Cardboard and Paper Company LLC (Lviv), a major Ukrainian manufacturer of cardboard tubes and sanitary products, increased its production by 7% in 2023 to UAH 1 billion 268.5 million compared to 2022.

According to UkrPapir Association statistics provided to Interfax-Ukraine, the company slightly reduced its output of cardboard products in physical terms to 26.4 thousand tons, while increasing its production of paper base for sanitary products by 12.6% to almost 8 thousand tons. Production of toilet paper in rolls increased by 49% to 6.1 million units.

At the same time, in December, the company reduced its paper and cardboard production by 35.5% compared to the same month in 2022, to 2 thousand tons, which is also almost 35% less than in November last year.
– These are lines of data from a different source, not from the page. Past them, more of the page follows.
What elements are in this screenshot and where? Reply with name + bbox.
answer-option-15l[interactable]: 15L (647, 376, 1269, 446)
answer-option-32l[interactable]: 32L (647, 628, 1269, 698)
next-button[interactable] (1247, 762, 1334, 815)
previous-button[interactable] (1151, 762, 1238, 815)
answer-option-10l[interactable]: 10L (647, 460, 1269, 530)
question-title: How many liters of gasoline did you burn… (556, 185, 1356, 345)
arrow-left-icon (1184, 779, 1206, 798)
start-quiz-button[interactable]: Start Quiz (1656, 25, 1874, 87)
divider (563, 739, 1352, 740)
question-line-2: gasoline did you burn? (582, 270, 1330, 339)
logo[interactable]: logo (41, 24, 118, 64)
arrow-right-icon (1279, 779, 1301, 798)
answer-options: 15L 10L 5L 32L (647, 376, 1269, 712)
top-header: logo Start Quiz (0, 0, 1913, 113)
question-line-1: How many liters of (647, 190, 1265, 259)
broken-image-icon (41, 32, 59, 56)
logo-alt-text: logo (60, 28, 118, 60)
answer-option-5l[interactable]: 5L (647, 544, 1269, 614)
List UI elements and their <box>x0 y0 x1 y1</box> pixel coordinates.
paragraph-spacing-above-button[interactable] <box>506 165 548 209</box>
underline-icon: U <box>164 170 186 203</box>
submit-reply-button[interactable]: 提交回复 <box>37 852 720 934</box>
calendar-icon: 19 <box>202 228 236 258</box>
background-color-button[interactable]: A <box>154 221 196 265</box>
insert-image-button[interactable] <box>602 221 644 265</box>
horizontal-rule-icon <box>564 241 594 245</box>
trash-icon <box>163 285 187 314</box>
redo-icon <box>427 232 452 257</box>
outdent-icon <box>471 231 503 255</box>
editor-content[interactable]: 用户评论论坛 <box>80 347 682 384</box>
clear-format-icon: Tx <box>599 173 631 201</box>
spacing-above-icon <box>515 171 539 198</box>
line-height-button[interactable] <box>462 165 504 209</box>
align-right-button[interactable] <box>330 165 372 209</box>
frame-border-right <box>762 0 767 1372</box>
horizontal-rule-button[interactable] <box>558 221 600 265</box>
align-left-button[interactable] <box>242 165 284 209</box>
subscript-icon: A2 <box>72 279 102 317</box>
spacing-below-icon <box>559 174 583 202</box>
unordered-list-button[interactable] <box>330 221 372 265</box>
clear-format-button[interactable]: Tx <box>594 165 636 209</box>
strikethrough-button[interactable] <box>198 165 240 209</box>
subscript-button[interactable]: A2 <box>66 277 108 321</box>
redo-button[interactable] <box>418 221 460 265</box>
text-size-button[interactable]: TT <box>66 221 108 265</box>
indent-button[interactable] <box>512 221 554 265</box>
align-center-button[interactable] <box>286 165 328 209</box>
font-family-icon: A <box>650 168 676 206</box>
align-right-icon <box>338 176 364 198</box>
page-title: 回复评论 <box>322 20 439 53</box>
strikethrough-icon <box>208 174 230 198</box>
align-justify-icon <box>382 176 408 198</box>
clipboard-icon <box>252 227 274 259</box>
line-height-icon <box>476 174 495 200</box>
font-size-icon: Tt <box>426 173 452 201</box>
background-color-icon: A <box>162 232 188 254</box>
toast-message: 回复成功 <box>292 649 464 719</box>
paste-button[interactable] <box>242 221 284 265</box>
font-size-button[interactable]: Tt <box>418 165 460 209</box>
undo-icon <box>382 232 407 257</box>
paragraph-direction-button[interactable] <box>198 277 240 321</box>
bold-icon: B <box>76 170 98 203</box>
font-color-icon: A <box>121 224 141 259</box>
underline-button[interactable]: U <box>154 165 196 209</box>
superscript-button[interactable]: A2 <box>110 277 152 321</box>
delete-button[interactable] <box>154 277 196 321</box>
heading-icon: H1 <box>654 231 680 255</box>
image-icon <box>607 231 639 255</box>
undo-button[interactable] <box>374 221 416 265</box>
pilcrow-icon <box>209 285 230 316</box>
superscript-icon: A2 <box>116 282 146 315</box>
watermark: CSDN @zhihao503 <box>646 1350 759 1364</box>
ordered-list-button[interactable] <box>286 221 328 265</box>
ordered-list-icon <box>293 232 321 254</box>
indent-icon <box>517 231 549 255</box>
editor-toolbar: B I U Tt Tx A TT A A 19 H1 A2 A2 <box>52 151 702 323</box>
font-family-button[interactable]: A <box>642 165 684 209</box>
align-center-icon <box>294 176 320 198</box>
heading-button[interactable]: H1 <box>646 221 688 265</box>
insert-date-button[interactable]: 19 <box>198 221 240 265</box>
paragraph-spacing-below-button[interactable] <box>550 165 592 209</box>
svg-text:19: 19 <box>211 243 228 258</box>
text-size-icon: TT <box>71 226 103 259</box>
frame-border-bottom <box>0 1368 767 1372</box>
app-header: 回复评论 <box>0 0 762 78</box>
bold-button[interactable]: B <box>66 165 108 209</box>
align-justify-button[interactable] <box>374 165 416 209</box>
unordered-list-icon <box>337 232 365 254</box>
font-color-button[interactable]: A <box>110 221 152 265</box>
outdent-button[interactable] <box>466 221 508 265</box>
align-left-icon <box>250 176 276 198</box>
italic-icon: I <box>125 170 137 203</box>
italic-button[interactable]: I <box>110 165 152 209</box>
LLC “Cardboard and Paper Company” produces products and semi-finished products from waste cardboard (cardboard sheets, corners, sleeves), cellulose and recycled waste paper (toilet paper, towels, napkins TM Papero). The company supplies its products, in particular, to the EU countries.

Among its customers are Biosphere and Arterium corporations, Nestle, Khlibprom, and Yarych confectionery.

As reported, in 2022, the factory increased its commercial output by 51.5% compared to 2021, up to UAH 1 billion 186 million, without stopping work during the year. Net profit tripled to UAH 263.7 million.